Thanks, I understand it now.

muellerzr · March 23, 2020, 3:11pm

@arora_aman also FYI, you should pass into ImageBlock saying you’re doing one channel images like so: ImageBlock(cls=PILImageBW) otherwise if you want to do get_x, make sure you use BW

barnacl · March 23, 2020, 3:15pm

Mnist is a 1channel image. But has two dimension height and width. 32x32x1. A rgb image is 3channels 32x32x3.

arora_aman · March 23, 2020, 3:24pm

Thanks @muellerzr and @barnacl . Not passing PILImageBW works too because it converts my images to 3 channel (by copying one channel across the others), I find this beneficial because then I don’t need to update model for single channel.

(PILImage mode=RGB size=28x28, TensorCategory(1))

FYI, this is an example of dl.train_ds[0]

muellerzr · March 23, 2020, 3:29pm

@arora_aman is there any downsides of doing so? What’s that third channel now generated?

arora_aman · March 23, 2020, 3:45pm

It’s just a different approach I think. I don’t know much about this too tbh but when I participated in BengaliAI, Kagglers got top scores both by using single channel or multi channel images for Black and White handwritten graphemes images.

I don’t know when to use one before the other.

VishnuSubramanian · March 23, 2020, 3:47pm

I find using 3 channel intutive, as imagenet models are trained on images with 3 channels. In some of my experiments I found 3 channel to work better even for BW images.

akashpalrecha · March 23, 2020, 3:50pm

I can confirm this from my experience too.

DrHB · March 23, 2020, 3:52pm

for bengali as Aman and other mentioned after extensive experiments I did not find any difference training on 1 channel or 3 channels. The only difference was when you use 1 channel and dont copy weights from 1st conv layers the training takes a bit longer because you have to relearn weights. I made a post here: https://www.kaggle.com/c/bengaliai-cv19/discussion/130311#745589 explaining some stuff

But I think one can do proper investigation and benchmarks …

vijayabhaskar · March 23, 2020, 3:54pm

I find 3 channel approach better too. Only because they need no new changes to be made to the model and transfer learning just works fine, 1 channel or 3 channel theoretically they both have the same information.

DrHB · March 23, 2020, 4:06pm

Just to add to this!
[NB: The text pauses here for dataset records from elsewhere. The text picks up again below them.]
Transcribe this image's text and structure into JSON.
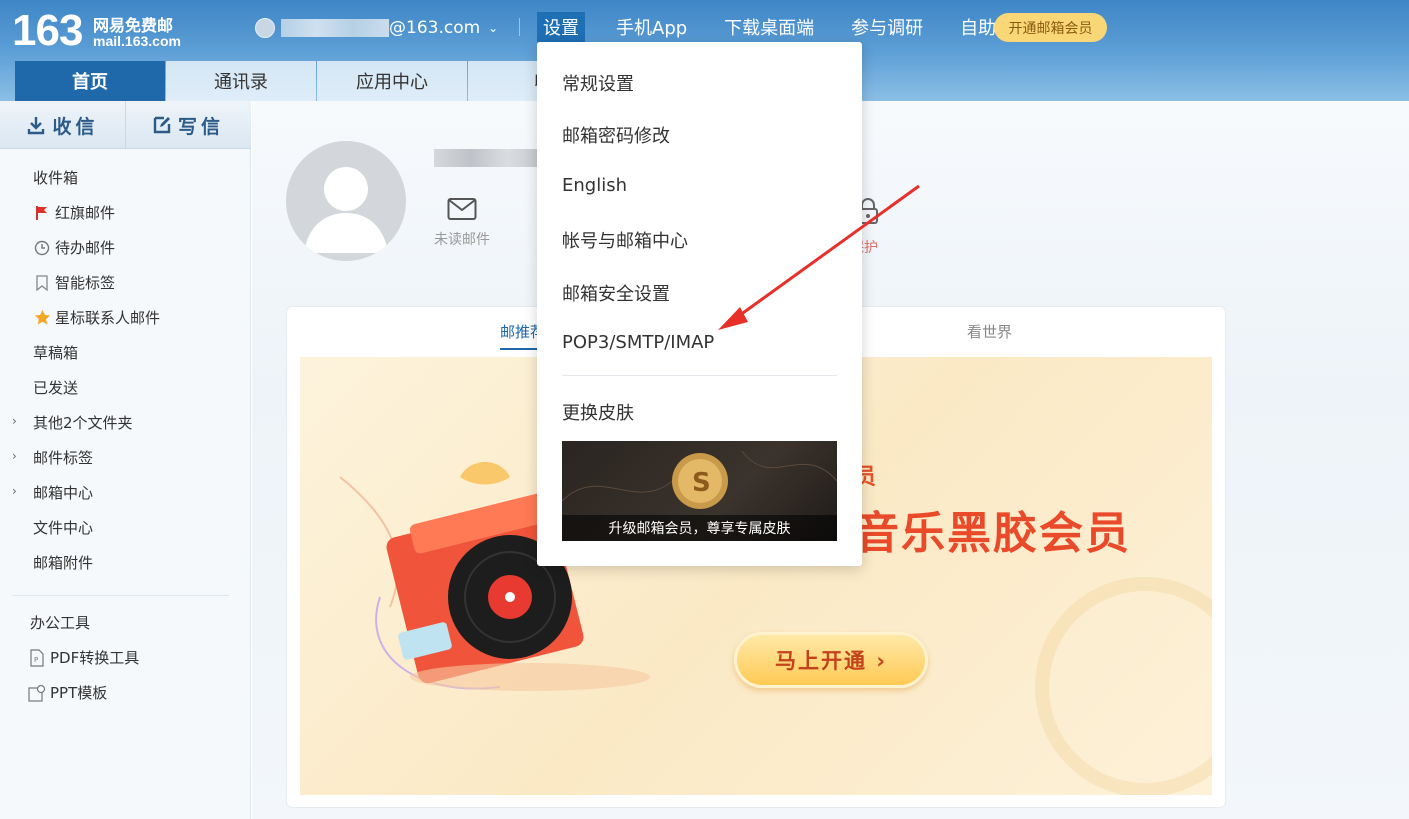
{
  "logo": {
    "number": "163",
    "name": "网易免费邮",
    "domain": "mail.163.com"
  },
  "account": {
    "email_suffix": "@163.com"
  },
  "top_nav": [
    "设置",
    "手机App",
    "下载桌面端",
    "参与调研",
    "自助查询"
  ],
  "vip_button": "开通邮箱会员",
  "tabs": [
    "首页",
    "通讯录",
    "应用中心",
    "收"
  ],
  "compose": {
    "receive": "收信",
    "write": "写信"
  },
  "folders": {
    "inbox": "收件箱",
    "red_flag": "红旗邮件",
    "todo": "待办邮件",
    "smart_tags": "智能标签",
    "star_contacts": "星标联系人邮件",
    "drafts": "草稿箱",
    "sent": "已发送",
    "other": "其他2个文件夹",
    "mail_tags": "邮件标签",
    "mail_center": "邮箱中心",
    "file_center": "文件中心",
    "attachments": "邮箱附件"
  },
  "tools": {
    "title": "办公工具",
    "pdf": "PDF转换工具",
    "ppt": "PPT模板"
  },
  "profile": {
    "unread_label": "未读邮件",
    "protect_label": "保护"
  },
  "card": {
    "tab_recommend": "邮推荐",
    "tab_world": "看世界",
    "banner_small": "员",
    "banner_title": "音乐黑胶会员",
    "banner_button": "马上开通 ›"
  },
  "dropdown": {
    "items": [
      "常规设置",
      "邮箱密码修改",
      "English",
      "帐号与邮箱中心",
      "邮箱安全设置",
      "POP3/SMTP/IMAP",
      "更换皮肤"
    ],
    "promo_caption": "升级邮箱会员，尊享专属皮肤"
  },
  "colors": {
    "header": "#3e86c6",
    "active_tab": "#1f68aa",
    "vip": "#f9d777",
    "arrow": "#e8302a"
  }
}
The thing which I had mix feelings is normalization. Suppose you modify first conv and the question is should you normalize using imagnet stats but converted to 1 channel ? or use your data specific normalization ?
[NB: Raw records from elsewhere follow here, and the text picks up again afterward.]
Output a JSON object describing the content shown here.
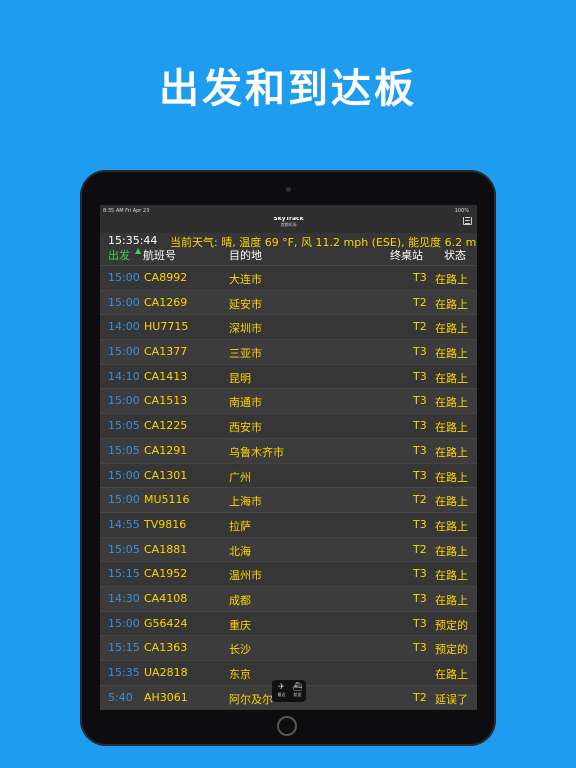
{
  "promo": {
    "headline": "出发和到达板"
  },
  "statusbar": {
    "time": "8:35 AM  Fri Apr 23",
    "battery": "100%"
  },
  "app": {
    "title": "SkyTrack",
    "subtitle": "首都机场"
  },
  "info": {
    "clock": "15:35:44",
    "weather": "当前天气: 晴, 温度 69 °F, 风 11.2 mph (ESE), 能见度 6.2 m"
  },
  "columns": {
    "departures": "出发",
    "sort_arrow": "▲",
    "flight": "航班号",
    "destination": "目的地",
    "terminal": "终桌站",
    "status": "状态"
  },
  "flights": [
    {
      "time": "15:00",
      "flight": "CA8992",
      "dest": "大连市",
      "term": "T3",
      "status": "在路上"
    },
    {
      "time": "15:00",
      "flight": "CA1269",
      "dest": "延安市",
      "term": "T2",
      "status": "在路上"
    },
    {
      "time": "14:00",
      "flight": "HU7715",
      "dest": "深圳市",
      "term": "T2",
      "status": "在路上"
    },
    {
      "time": "15:00",
      "flight": "CA1377",
      "dest": "三亚市",
      "term": "T3",
      "status": "在路上"
    },
    {
      "time": "14:10",
      "flight": "CA1413",
      "dest": "昆明",
      "term": "T3",
      "status": "在路上"
    },
    {
      "time": "15:00",
      "flight": "CA1513",
      "dest": "南通市",
      "term": "T3",
      "status": "在路上"
    },
    {
      "time": "15:05",
      "flight": "CA1225",
      "dest": "西安市",
      "term": "T3",
      "status": "在路上"
    },
    {
      "time": "15:05",
      "flight": "CA1291",
      "dest": "乌鲁木齐市",
      "term": "T3",
      "status": "在路上"
    },
    {
      "time": "15:00",
      "flight": "CA1301",
      "dest": "广州",
      "term": "T3",
      "status": "在路上"
    },
    {
      "time": "15:00",
      "flight": "MU5116",
      "dest": "上海市",
      "term": "T2",
      "status": "在路上"
    },
    {
      "time": "14:55",
      "flight": "TV9816",
      "dest": "拉萨",
      "term": "T3",
      "status": "在路上"
    },
    {
      "time": "15:05",
      "flight": "CA1881",
      "dest": "北海",
      "term": "T2",
      "status": "在路上"
    },
    {
      "time": "15:15",
      "flight": "CA1952",
      "dest": "温州市",
      "term": "T3",
      "status": "在路上"
    },
    {
      "time": "14:30",
      "flight": "CA4108",
      "dest": "成都",
      "term": "T3",
      "status": "在路上"
    },
    {
      "time": "15:00",
      "flight": "G56424",
      "dest": "重庆",
      "term": "T3",
      "status": "预定的"
    },
    {
      "time": "15:15",
      "flight": "CA1363",
      "dest": "长沙",
      "term": "T3",
      "status": "预定的"
    },
    {
      "time": "15:35",
      "flight": "UA2818",
      "dest": "东京",
      "term": "",
      "status": "在路上"
    },
    {
      "time": "5:40",
      "flight": "AH3061",
      "dest": "阿尔及尔",
      "term": "T2",
      "status": "延误了"
    }
  ],
  "tabbar": [
    {
      "icon": "departure-plane-icon",
      "glyph": "✈",
      "label": "最近"
    },
    {
      "icon": "ship-icon",
      "glyph": "⛴",
      "label": "航班"
    }
  ]
}
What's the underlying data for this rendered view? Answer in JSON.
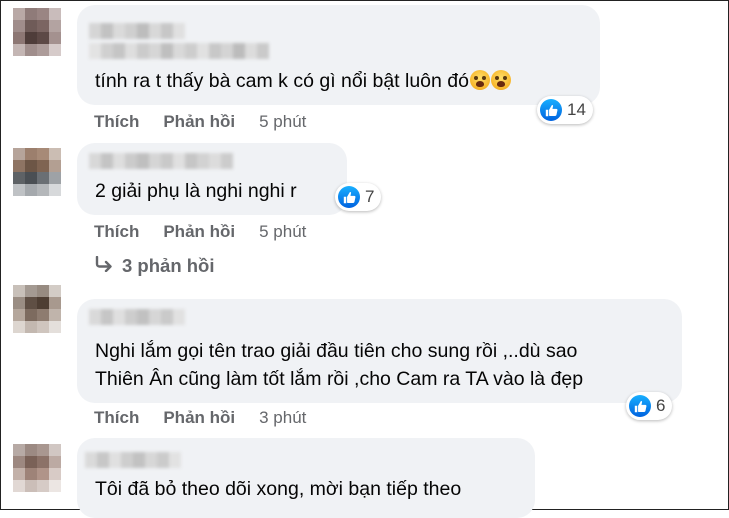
{
  "comments": [
    {
      "text_lines": [
        "tính ra t thấy bà cam k có gì nổi bật luôn đó"
      ],
      "emojis": [
        "crying-face-icon",
        "crying-face-icon"
      ],
      "reaction": {
        "icon": "like-icon",
        "count": "14"
      },
      "actions": {
        "like": "Thích",
        "reply": "Phản hồi",
        "time": "5 phút"
      }
    },
    {
      "text_lines": [
        "2 giải phụ là nghi nghi r"
      ],
      "reaction": {
        "icon": "like-icon",
        "count": "7"
      },
      "actions": {
        "like": "Thích",
        "reply": "Phản hồi",
        "time": "5 phút"
      }
    },
    {
      "text_lines": [
        "Nghi lắm gọi tên trao giải đầu tiên cho sung rồi ,..dù sao",
        "Thiên Ân cũng làm tốt lắm rồi ,cho Cam ra TA vào là đẹp"
      ],
      "reaction": {
        "icon": "like-icon",
        "count": "6"
      },
      "actions": {
        "like": "Thích",
        "reply": "Phản hồi",
        "time": "3 phút"
      }
    },
    {
      "text_lines": [
        "Tôi đã bỏ theo dõi xong, mời bạn tiếp theo"
      ]
    }
  ],
  "view_replies": {
    "icon": "reply-arrow-icon",
    "label": "3 phản hồi"
  },
  "colors": {
    "bubble": "#f0f2f5",
    "text": "#050505",
    "secondary": "#65676b",
    "like_blue": "#1877f2"
  }
}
vijayabhaskar · March 23, 2020, 4:08pm

To add to my previous comment
1 channel image is just stacked 3 times to make the 3 channel image. Other than saving memory I see no other use case for using 1 channel images for transfer learning.
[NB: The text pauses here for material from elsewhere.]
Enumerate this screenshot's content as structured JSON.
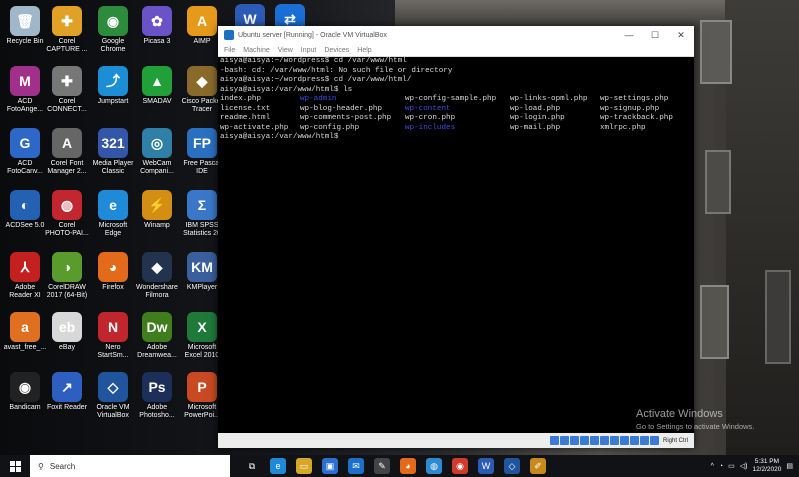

VishnuSubramanian · March 23, 2020, 4:11pm

We can use expand which is memory efficient.
https://stackoverflow.com/questions/44593141/stacking-copies-of-an-array-a-torch-tensor-efficiently

DrHB · March 23, 2020, 4:12pm

Agree… I think the best way in some competition when 1 channel input was given people were finding different ways to code information in to other channels. For example in Hemorrhage Detection competition one could code different windows like brain or bone. In Google doodle drawing competition people were encoding diffrent strokes in to channels =)

vijayabhaskar · March 23, 2020, 4:34pm

I don’t think replacing a pretrained model’s first conv layer is a good technique, the second layer in the model has weights trained in such a way to understand patterns by combining the lower-level patterns the first layer was able to recognise, if you throw away that layer’s weights and replace it with random weights(1 channel version), you lose everything that you get by using a pretrained model.

DrHB · March 23, 2020, 4:38pm

agree if just replacing first conv with random weights it will take longer to train, but substituting weights from1st conv by average from 3conv result in much more stable training.

arora_aman · March 23, 2020, 4:54pm

Thanks all for your response!

barnacl · March 23, 2020, 5:01pm

I think it is mainly for visualisation in show_batch. Shouldn’t effect training in anyway. That is a good point about transfer learning (when applicable).

arora_aman · March 24, 2020, 1:51am

My labels are one hot encoded - what’s the best way to create the DataBlock API?